Ecrit par : zigzag | jeudi, 22 novembre 2007
Bonsoir Zigzag et bienvenue !,:-)
tu as raison, et cette notion des "plus prioritaires" me laisse dubitative,
on est prioritaire ou on ne l'est pas!
les" plus dans la merde" que ceux qui y sont déja??c'est du Coluche,ma parole!
viendront-ils supplanter les listes d'attente des "un peu mais pas trop dans la merde"?
bonne question!
bien sur,il faut de vrais moyens, un véritable engagement des pouvoirs publics pour construire, et autre chose que des ghettos,c'est la seule réponse,
il faut aussi une vraie politique d'accompagnement individualisé pour ces gens très marginalisés, pour qui un toit ne constitue qu'une amorce (et pas des moindres) de réponse,
les structures d'hébergement ne devraient être que l'ultime recours, étant donné leur misère...,
Ecrit par : Cat | jeudi, 22 novembre 2007
mais la discussion de cette loi, totalement ou presque vide, s'est déroulée dans l"indiférence générale, les gens étaient passé à Hulot et on n'a pu faire pression.
Résultat, on n'est pas arrivé à ce que dans les constructions prévues en "logement social" la majorité soit du "très social" et il figure toujours les logements pour classe moyenne, on a prévu la possibilité de vendre des logements HLM au nom de la mixité (bien mais il n'est pas obligatoire de reconstruire un locatif pour chacun de ceux qui seront vendus), on n'a rien prévu en dehors d'une ridicule amende pour les collectivités locales qui ne construirait pas
Il a fallu se battre pour que les mal logés qui plaideront puissent être assisté, le droit au logement sera opposable à la commune de résidence (bien pour les villes qui ont déjà 70%de logements sociaux et peu de ressources ) etc...
Ils étaient tout de même assez conscients de ce qu'ils faisaient pour renoncer à baptiser la loi du nom de l'abbé Pierre ce qui aurait été à hurler
Ecrit par : brigetoun | jeudi, 22 novembre 2007
Faire des lois, c'est bien.
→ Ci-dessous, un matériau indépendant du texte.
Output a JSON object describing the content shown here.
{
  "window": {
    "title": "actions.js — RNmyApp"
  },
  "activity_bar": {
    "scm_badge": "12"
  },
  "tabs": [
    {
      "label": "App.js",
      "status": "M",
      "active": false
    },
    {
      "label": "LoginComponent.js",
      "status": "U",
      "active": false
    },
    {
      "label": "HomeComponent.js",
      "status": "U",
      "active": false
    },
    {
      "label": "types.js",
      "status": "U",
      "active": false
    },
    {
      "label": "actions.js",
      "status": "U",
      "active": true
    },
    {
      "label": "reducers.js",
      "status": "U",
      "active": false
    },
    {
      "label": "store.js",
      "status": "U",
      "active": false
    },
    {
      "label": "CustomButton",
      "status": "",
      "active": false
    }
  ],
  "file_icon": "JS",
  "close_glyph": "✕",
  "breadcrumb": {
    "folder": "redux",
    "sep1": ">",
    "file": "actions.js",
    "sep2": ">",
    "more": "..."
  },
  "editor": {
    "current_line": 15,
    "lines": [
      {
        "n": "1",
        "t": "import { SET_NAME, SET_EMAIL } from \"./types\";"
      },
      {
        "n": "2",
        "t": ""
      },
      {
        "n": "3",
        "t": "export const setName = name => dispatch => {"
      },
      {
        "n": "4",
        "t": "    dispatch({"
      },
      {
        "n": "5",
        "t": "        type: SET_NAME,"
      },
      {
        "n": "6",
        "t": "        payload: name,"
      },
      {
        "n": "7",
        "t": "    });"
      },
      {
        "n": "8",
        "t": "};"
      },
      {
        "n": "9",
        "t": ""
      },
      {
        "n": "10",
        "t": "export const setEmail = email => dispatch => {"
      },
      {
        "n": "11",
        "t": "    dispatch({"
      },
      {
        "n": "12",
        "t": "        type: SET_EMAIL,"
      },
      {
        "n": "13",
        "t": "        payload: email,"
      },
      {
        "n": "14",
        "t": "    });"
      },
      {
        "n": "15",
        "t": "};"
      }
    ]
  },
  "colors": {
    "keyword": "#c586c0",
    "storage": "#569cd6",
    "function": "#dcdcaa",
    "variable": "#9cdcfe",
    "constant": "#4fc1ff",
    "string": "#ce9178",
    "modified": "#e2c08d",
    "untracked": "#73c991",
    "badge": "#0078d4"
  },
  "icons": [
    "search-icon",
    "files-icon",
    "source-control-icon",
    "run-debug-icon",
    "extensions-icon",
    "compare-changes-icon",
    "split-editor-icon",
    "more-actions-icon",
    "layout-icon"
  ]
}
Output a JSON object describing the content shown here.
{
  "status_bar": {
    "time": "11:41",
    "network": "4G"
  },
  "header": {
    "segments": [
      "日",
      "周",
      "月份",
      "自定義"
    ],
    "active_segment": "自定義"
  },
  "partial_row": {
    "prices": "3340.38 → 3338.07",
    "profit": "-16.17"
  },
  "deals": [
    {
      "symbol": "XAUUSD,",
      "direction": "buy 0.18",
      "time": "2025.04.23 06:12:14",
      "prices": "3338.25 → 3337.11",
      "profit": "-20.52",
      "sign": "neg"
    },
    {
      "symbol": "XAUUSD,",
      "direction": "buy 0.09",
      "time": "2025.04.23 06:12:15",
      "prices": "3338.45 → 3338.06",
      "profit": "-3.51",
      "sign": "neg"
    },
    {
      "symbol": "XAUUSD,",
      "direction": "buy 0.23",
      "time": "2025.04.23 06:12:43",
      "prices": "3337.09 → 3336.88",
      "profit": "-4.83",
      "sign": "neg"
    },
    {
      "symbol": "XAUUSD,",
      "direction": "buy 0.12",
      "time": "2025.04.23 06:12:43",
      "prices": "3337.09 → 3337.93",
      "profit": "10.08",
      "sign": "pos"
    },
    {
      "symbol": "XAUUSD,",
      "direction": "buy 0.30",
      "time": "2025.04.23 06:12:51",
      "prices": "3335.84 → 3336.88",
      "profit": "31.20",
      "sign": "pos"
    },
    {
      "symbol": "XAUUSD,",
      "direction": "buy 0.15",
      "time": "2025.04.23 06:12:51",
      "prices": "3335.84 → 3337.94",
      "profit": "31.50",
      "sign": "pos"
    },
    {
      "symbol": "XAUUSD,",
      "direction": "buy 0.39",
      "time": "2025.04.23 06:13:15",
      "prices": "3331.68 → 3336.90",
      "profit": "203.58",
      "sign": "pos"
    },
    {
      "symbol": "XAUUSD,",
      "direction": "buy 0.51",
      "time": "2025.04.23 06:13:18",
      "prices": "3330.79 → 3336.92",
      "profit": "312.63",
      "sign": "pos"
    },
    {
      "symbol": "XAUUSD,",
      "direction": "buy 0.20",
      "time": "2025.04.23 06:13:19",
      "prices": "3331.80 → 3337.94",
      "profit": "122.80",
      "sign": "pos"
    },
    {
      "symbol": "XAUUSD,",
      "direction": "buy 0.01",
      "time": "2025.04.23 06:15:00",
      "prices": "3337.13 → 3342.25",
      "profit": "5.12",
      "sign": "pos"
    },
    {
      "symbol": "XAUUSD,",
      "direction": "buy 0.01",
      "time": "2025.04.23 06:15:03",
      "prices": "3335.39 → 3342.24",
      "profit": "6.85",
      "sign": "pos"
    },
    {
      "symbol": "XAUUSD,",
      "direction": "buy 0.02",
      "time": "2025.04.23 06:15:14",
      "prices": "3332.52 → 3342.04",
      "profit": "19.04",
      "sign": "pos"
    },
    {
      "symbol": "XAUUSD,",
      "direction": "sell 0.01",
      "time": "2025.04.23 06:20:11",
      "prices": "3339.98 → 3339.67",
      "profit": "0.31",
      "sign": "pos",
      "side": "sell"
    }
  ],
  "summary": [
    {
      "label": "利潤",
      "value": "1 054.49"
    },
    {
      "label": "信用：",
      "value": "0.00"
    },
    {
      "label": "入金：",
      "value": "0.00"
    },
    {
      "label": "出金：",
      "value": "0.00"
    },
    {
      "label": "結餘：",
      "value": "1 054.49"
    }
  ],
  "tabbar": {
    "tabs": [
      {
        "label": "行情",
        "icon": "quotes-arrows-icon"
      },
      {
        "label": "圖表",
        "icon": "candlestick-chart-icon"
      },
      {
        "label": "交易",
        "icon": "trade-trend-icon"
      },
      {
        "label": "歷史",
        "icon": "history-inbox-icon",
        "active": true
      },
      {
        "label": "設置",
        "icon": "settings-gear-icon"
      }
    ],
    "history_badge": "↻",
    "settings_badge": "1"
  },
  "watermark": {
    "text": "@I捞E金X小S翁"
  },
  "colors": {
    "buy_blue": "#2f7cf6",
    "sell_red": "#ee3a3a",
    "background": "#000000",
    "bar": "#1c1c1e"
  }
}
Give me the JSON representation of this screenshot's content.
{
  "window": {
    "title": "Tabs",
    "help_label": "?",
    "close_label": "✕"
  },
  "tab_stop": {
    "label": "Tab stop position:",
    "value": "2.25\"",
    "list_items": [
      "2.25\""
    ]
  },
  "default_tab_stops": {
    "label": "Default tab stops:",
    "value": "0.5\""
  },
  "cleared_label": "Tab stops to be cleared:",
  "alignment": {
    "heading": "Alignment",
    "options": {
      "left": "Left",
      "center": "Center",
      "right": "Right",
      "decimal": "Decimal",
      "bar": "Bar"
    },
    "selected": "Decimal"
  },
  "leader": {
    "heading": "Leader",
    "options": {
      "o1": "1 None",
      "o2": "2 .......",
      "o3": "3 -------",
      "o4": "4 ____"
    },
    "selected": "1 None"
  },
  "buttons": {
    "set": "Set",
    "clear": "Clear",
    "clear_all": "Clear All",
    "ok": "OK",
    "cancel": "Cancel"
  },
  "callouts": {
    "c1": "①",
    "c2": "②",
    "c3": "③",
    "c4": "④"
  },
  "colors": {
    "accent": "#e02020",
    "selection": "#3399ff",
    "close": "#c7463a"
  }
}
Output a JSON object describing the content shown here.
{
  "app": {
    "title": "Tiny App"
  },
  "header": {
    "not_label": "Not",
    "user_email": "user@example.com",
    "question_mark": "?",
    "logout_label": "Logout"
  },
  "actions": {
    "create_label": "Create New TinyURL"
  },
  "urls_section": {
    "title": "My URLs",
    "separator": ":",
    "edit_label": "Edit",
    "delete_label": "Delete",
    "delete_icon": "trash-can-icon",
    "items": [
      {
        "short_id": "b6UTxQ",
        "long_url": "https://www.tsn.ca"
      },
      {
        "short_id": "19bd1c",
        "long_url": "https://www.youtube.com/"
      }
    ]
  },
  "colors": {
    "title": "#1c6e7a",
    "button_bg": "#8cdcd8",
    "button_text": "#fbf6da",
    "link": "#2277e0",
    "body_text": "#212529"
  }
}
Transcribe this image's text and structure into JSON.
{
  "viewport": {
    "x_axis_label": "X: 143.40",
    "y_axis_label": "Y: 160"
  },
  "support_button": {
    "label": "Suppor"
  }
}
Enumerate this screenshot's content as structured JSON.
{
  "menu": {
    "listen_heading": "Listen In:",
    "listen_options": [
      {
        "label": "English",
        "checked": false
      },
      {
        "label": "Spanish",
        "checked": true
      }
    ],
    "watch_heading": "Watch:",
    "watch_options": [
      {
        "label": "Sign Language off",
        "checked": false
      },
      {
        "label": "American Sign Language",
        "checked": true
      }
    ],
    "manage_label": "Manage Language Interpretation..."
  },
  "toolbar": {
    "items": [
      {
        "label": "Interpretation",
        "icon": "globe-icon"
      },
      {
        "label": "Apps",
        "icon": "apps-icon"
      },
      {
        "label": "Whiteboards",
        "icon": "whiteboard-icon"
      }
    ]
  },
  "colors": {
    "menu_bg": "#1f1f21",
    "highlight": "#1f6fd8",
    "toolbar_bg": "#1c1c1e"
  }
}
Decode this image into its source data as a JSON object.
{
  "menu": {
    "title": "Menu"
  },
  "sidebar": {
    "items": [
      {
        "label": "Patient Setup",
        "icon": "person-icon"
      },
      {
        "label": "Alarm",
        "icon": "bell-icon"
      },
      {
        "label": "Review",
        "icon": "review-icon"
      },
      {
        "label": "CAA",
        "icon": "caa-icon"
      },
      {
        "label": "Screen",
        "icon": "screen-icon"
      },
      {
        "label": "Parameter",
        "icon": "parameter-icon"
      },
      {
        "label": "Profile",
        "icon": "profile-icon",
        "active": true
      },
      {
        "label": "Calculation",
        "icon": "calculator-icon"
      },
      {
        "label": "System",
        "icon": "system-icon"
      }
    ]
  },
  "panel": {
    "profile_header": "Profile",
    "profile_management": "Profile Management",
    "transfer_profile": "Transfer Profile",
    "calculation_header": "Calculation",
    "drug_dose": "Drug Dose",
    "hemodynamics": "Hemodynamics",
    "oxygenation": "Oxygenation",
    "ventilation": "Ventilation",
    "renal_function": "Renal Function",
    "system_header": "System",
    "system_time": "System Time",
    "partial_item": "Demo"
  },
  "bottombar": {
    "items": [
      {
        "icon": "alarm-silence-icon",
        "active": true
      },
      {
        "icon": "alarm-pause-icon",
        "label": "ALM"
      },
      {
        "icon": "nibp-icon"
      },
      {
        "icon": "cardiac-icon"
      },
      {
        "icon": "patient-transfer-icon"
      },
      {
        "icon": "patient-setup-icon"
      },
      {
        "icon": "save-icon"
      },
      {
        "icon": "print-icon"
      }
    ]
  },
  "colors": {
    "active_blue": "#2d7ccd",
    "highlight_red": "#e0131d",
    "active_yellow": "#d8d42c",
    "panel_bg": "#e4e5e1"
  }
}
Les faire appliquer c'est mieux.
Or pour construire des logements sociaux il faut une volonté politique au niveau des mairies.
Premier problème : bien souvent les maires sont souvent députés : ceux qui fabriquent les lois ne fabriquent pas les logements sur leur commune de peur de ne pas être réélus (des logements sociaux, c'est...impopulaire !).
Deuxième problème : les maires préfèrent bâtir des médiathèques, des fontaines, ou autres décorum parce que beaucoup plus visibles, beaucoup plus populaires et beaux aspirateurs de voies.
Troisième problème : les électeurs préfèrent voter pour les maires qui fabriquent des médiathèques, des fontaines et autres décorum et pour les députés qui votent de bien belles lois qui soulagent la conscience...
Ecrit par : paradox | vendredi, 23 novembre 2007
Oui, quand on est sans logis, on n'a que ça à faire. Cependant je suis d'accord pour le principe.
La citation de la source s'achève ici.